Il a fait remarquer que pour ces expulsions, les autorités américaines invoquent une politique (connue sous le nom de « Titre 42 ») qui leur permet d’expulser automatiquement les migrants irréguliers qui entrent par leur frontière sud, sans leur permettre de déposer une demande d’asile.

Cette politique a été justifiée en raison de la pandémie de covid-19 et du risque sanitaire posé par l’entrée irrégulière d’immigrants.

M. Grandi a indiqué que les déportations d’Haïtiens ont lieu sans tenir compte de leurs besoins de protection et que cette mesure viole les normes internationales et peut constituer des rapatriements forcés.

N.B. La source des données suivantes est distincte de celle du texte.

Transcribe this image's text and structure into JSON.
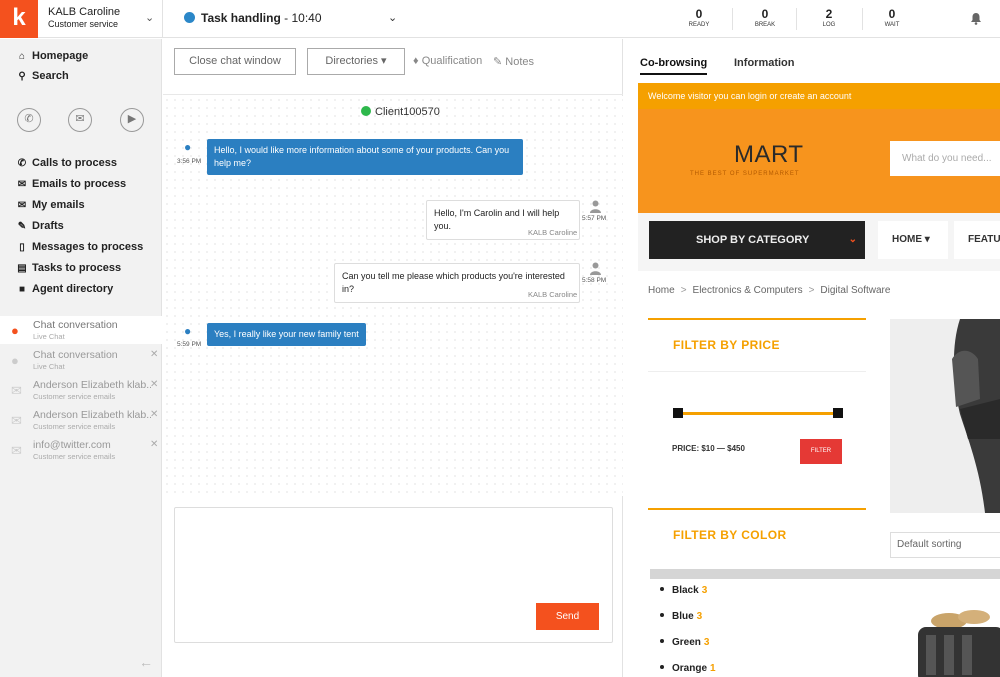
{
  "topbar": {
    "logo": "k",
    "user_name": "KALB Caroline",
    "user_role": "Customer service",
    "task_label": "Task handling",
    "task_time": "10:40",
    "counters": [
      {
        "num": "0",
        "label": "READY"
      },
      {
        "num": "0",
        "label": "BREAK"
      },
      {
        "num": "2",
        "label": "LOG"
      },
      {
        "num": "0",
        "label": "WAIT"
      }
    ]
  },
  "sidebar": {
    "top_items": [
      {
        "label": "Homepage",
        "icon": "home-icon"
      },
      {
        "label": "Search",
        "icon": "search-icon"
      }
    ],
    "items": [
      {
        "label": "Calls to process",
        "icon": "phone-icon"
      },
      {
        "label": "Emails to process",
        "icon": "envelope-icon"
      },
      {
        "label": "My emails",
        "icon": "inbox-icon"
      },
      {
        "label": "Drafts",
        "icon": "pencil-icon"
      },
      {
        "label": "Messages to process",
        "icon": "mobile-icon"
      },
      {
        "label": "Tasks to process",
        "icon": "list-icon"
      },
      {
        "label": "Agent directory",
        "icon": "contact-icon"
      }
    ],
    "conversations": [
      {
        "title": "Chat conversation",
        "sub": "Live Chat",
        "active": true,
        "icon": "chat-icon"
      },
      {
        "title": "Chat conversation",
        "sub": "Live Chat",
        "active": false,
        "icon": "chat-icon"
      },
      {
        "title": "Anderson Elizabeth klab...",
        "sub": "Customer service emails",
        "active": false,
        "icon": "envelope-icon"
      },
      {
        "title": "Anderson Elizabeth klab...",
        "sub": "Customer service emails",
        "active": false,
        "icon": "envelope-icon"
      },
      {
        "title": "info@twitter.com",
        "sub": "Customer service emails",
        "active": false,
        "icon": "envelope-icon"
      }
    ]
  },
  "chat": {
    "close_button": "Close chat window",
    "directories_button": "Directories",
    "qualification": "Qualification",
    "notes": "Notes",
    "client": "Client100570",
    "messages": [
      {
        "dir": "in",
        "text": "Hello, I would like more information about some of your products. Can you help me?",
        "time": "3:56 PM"
      },
      {
        "dir": "out",
        "text": "Hello, I'm Carolin and I will help you.",
        "time": "5:57 PM",
        "sender": "KALB Caroline"
      },
      {
        "dir": "out",
        "text": "Can you tell me please which products you're interested in?",
        "time": "5:58 PM",
        "sender": "KALB Caroline"
      },
      {
        "dir": "in",
        "text": "Yes, I really like your new family tent",
        "time": "5:59 PM"
      }
    ],
    "send_label": "Send"
  },
  "right": {
    "tabs": [
      "Co-browsing",
      "Information"
    ],
    "site": {
      "welcome": "Welcome visitor you can login or create an account",
      "brand": "MART",
      "tagline": "THE BEST OF SUPERMARKET",
      "search_placeholder": "What do you need...",
      "shop_by_category": "SHOP BY CATEGORY",
      "nav": [
        "HOME",
        "FEATU"
      ],
      "breadcrumbs": [
        "Home",
        "Electronics & Computers",
        "Digital Software"
      ],
      "filter_price_title": "FILTER BY PRICE",
      "price_label": "PRICE: $10 — $450",
      "filter_button": "FILTER",
      "filter_color_title": "FILTER BY COLOR",
      "sorting": "Default sorting",
      "colors": [
        {
          "name": "Black",
          "count": "3"
        },
        {
          "name": "Blue",
          "count": "3"
        },
        {
          "name": "Green",
          "count": "3"
        },
        {
          "name": "Orange",
          "count": "1"
        }
      ]
    }
  },
  "colors": {
    "accent": "#f4511e",
    "chat_blue": "#2b7fc1",
    "site_orange": "#f7941d",
    "status_green": "#2eb84c"
  }
}
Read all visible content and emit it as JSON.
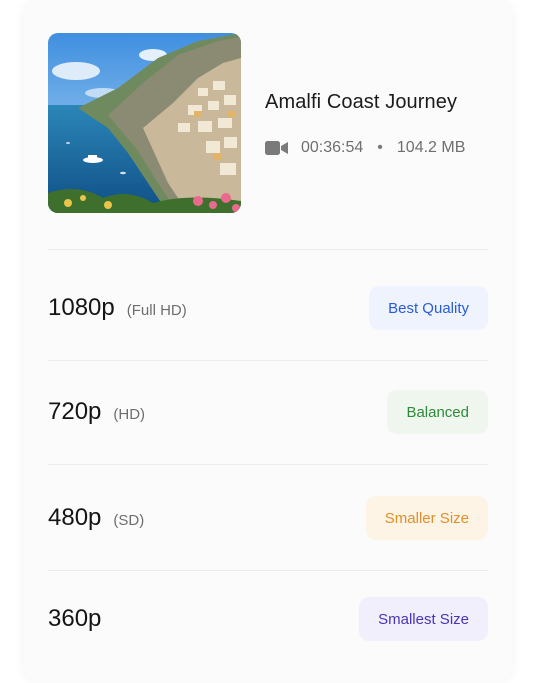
{
  "video": {
    "title": "Amalfi Coast Journey",
    "duration": "00:36:54",
    "separator": "•",
    "size": "104.2 MB",
    "icon": "video-camera-icon"
  },
  "options": [
    {
      "resolution": "1080p",
      "label": "(Full HD)",
      "badge": "Best Quality",
      "badge_bg": "#eef3fd",
      "badge_color": "#2a5bd7"
    },
    {
      "resolution": "720p",
      "label": "(HD)",
      "badge": "Balanced",
      "badge_bg": "#eef6ee",
      "badge_color": "#2f8a3b"
    },
    {
      "resolution": "480p",
      "label": "(SD)",
      "badge": "Smaller Size",
      "badge_bg": "#fdf4e6",
      "badge_color": "#e0902a"
    },
    {
      "resolution": "360p",
      "label": "",
      "badge": "Smallest Size",
      "badge_bg": "#f1effb",
      "badge_color": "#4a35b8"
    }
  ]
}
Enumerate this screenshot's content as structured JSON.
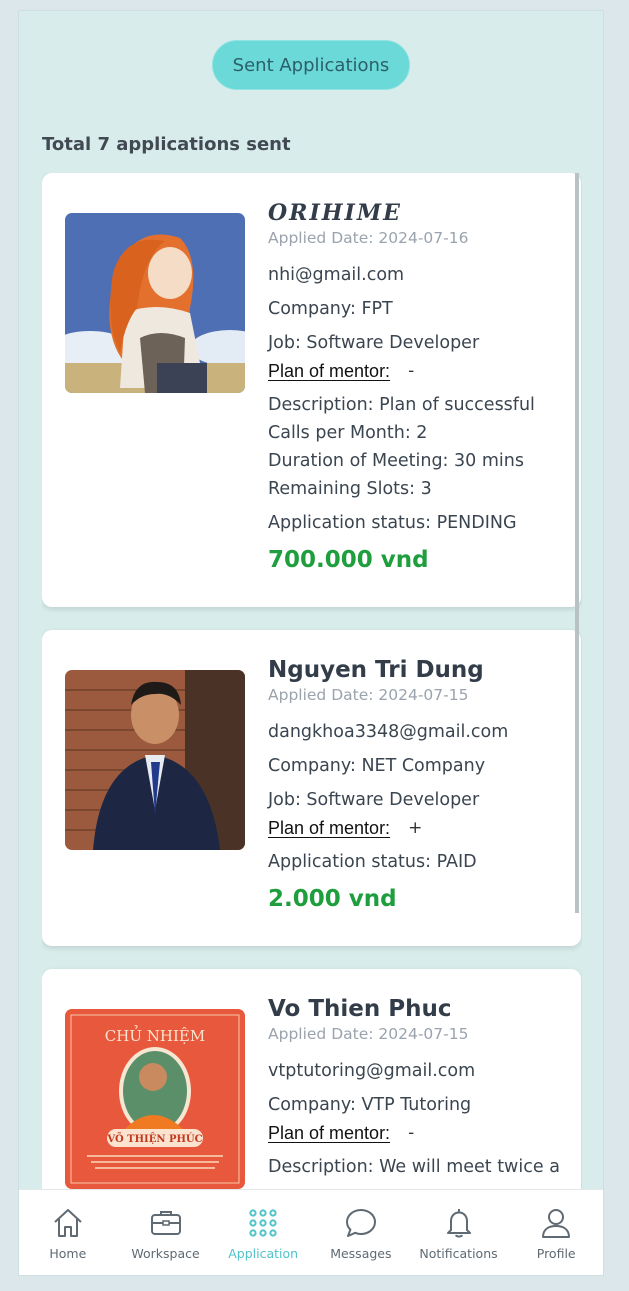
{
  "header": {
    "tab_label": "Sent Applications"
  },
  "summary": {
    "total_text": "Total 7 applications sent"
  },
  "applications": [
    {
      "name": "ORIHIME",
      "applied_date": "Applied Date: 2024-07-16",
      "email": "nhi@gmail.com",
      "company": "Company: FPT",
      "job": "Job: Software Developer",
      "plan_label": "Plan of mentor:",
      "plan_toggle": "-",
      "description": "Description: Plan of successful",
      "calls": "Calls per Month: 2",
      "duration": "Duration of Meeting: 30 mins",
      "slots": "Remaining Slots: 3",
      "status": "Application status: PENDING",
      "price": "700.000 vnd"
    },
    {
      "name": "Nguyen Tri Dung",
      "applied_date": "Applied Date: 2024-07-15",
      "email": "dangkhoa3348@gmail.com",
      "company": "Company: NET Company",
      "job": "Job: Software Developer",
      "plan_label": "Plan of mentor:",
      "plan_toggle": "+",
      "status": "Application status: PAID",
      "price": "2.000 vnd"
    },
    {
      "name": "Vo Thien Phuc",
      "applied_date": "Applied Date: 2024-07-15",
      "email": "vtptutoring@gmail.com",
      "company": "Company: VTP Tutoring",
      "plan_label": "Plan of mentor:",
      "plan_toggle": "-",
      "description": "Description: We will meet twice a",
      "poster_title": "CHỦ NHIỆM",
      "poster_name": "VÕ THIỆN PHÚC"
    }
  ],
  "nav": [
    {
      "label": "Home",
      "icon": "home-icon"
    },
    {
      "label": "Workspace",
      "icon": "briefcase-icon"
    },
    {
      "label": "Application",
      "icon": "grid-dots-icon",
      "active": true
    },
    {
      "label": "Messages",
      "icon": "chat-bubble-icon"
    },
    {
      "label": "Notifications",
      "icon": "bell-icon"
    },
    {
      "label": "Profile",
      "icon": "user-icon"
    }
  ],
  "colors": {
    "accent": "#6ad9d7",
    "price": "#1f9e3e",
    "active_nav": "#4fc3c8",
    "background": "#d8eceb"
  }
}
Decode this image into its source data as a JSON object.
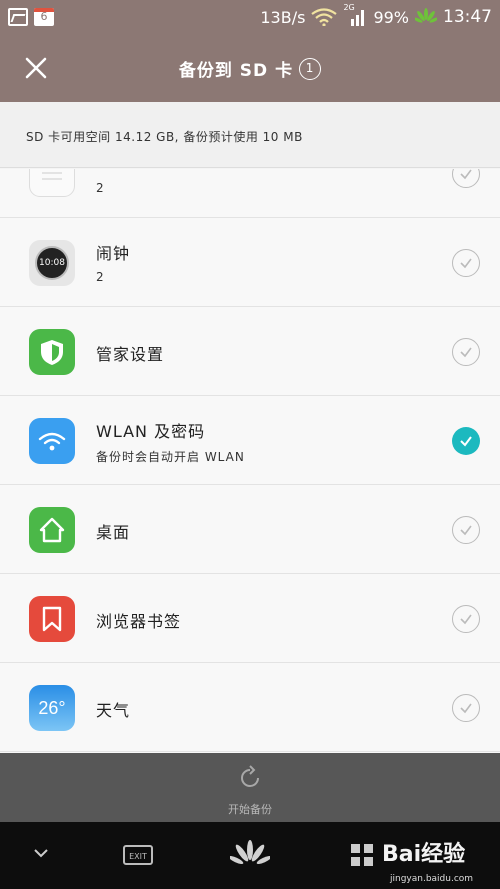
{
  "status_bar": {
    "calendar_day": "6",
    "net_speed": "13B/s",
    "network_type": "2G",
    "battery": "99%",
    "time": "13:47"
  },
  "header": {
    "title": "备份到 SD 卡",
    "badge": "1"
  },
  "info": {
    "text": "SD 卡可用空间 14.12 GB, 备份预计使用 10 MB"
  },
  "items": [
    {
      "name": "",
      "sub": "2",
      "icon": "notes-icon",
      "checked": false
    },
    {
      "name": "闹钟",
      "sub": "2",
      "icon": "clock-icon",
      "icon_text": "10:08",
      "checked": false
    },
    {
      "name": "管家设置",
      "sub": "",
      "icon": "phone-manager-icon",
      "checked": false
    },
    {
      "name": "WLAN 及密码",
      "sub": "备份时会自动开启 WLAN",
      "icon": "wifi-icon",
      "checked": true
    },
    {
      "name": "桌面",
      "sub": "",
      "icon": "home-icon",
      "checked": false
    },
    {
      "name": "浏览器书签",
      "sub": "",
      "icon": "bookmark-icon",
      "checked": false
    },
    {
      "name": "天气",
      "sub": "",
      "icon": "weather-icon",
      "icon_text": "26°",
      "checked": false
    }
  ],
  "bottom": {
    "start_label": "开始备份"
  },
  "nav": {
    "exit_label": "EXIT"
  },
  "watermark": {
    "brand": "Bai经验",
    "url": "jingyan.baidu.com"
  },
  "colors": {
    "header_bg": "#8c7874",
    "accent_check": "#1cb9bf",
    "bottom_bar": "#575757"
  }
}
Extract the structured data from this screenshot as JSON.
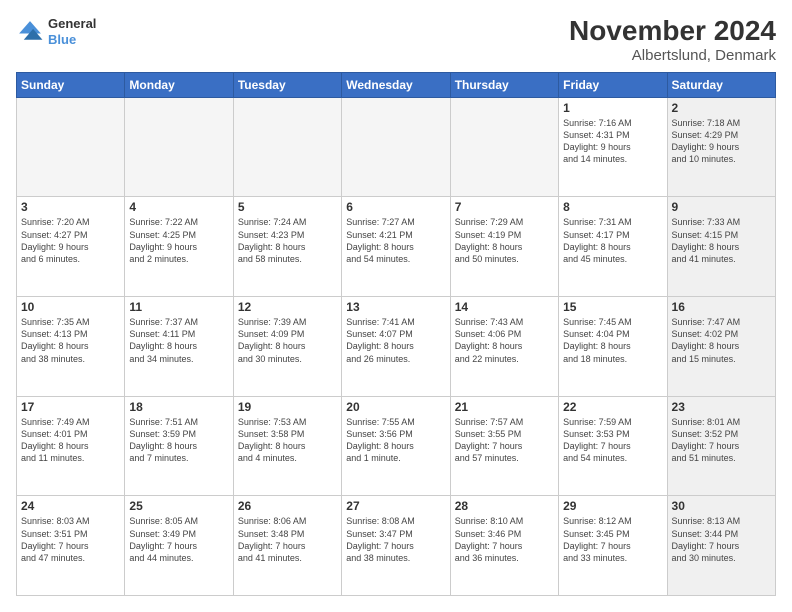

Haïti, considéré comme le pays le plus pauvre de l’Amérique, est confronté à une profonde crise politique et sociale qui a été exacerbée par le tremblement de terre du 15 août et l’assassinat du président de facto Jovenel Moise le 7 juillet dernier.

Biden s’engage à mettre la situation « sous contrôle ».

Mardi, aux Nations unies, le président américain Joe Biden s’est engagé à « maîtriser la situation » à la frontière avec le Mexique, où des milliers de migrants, principalement des Haïtiens, ont traversé ces derniers jours.

« Nous allons maîtriser la situation », a déclaré M. Biden dans une brève déclaration à la presse alors qu’il quittait le siège des Nations unies après avoir prononcé son premier discours en tant que président devant l’Assemblée générale des Nations unies.

Le président répondait à une question sur sa réaction aux images de la situation à la frontière, et il n’est pas clair si sa réponse faisait référence au volume de migrants qui se sont rassemblés dans la zone ou aux photographies de la façon dont les agents de la patrouille frontalière les ont traités.

L’une de ces photos montre un agent blanc de la patrouille frontalière à cheval qui saisit un migrant noir par la chemise, tout en le frappant apparemment avec ce qui ressemble à un fouet, du côté américain du Rio Grande, qui sépare les États-Unis du Mexique.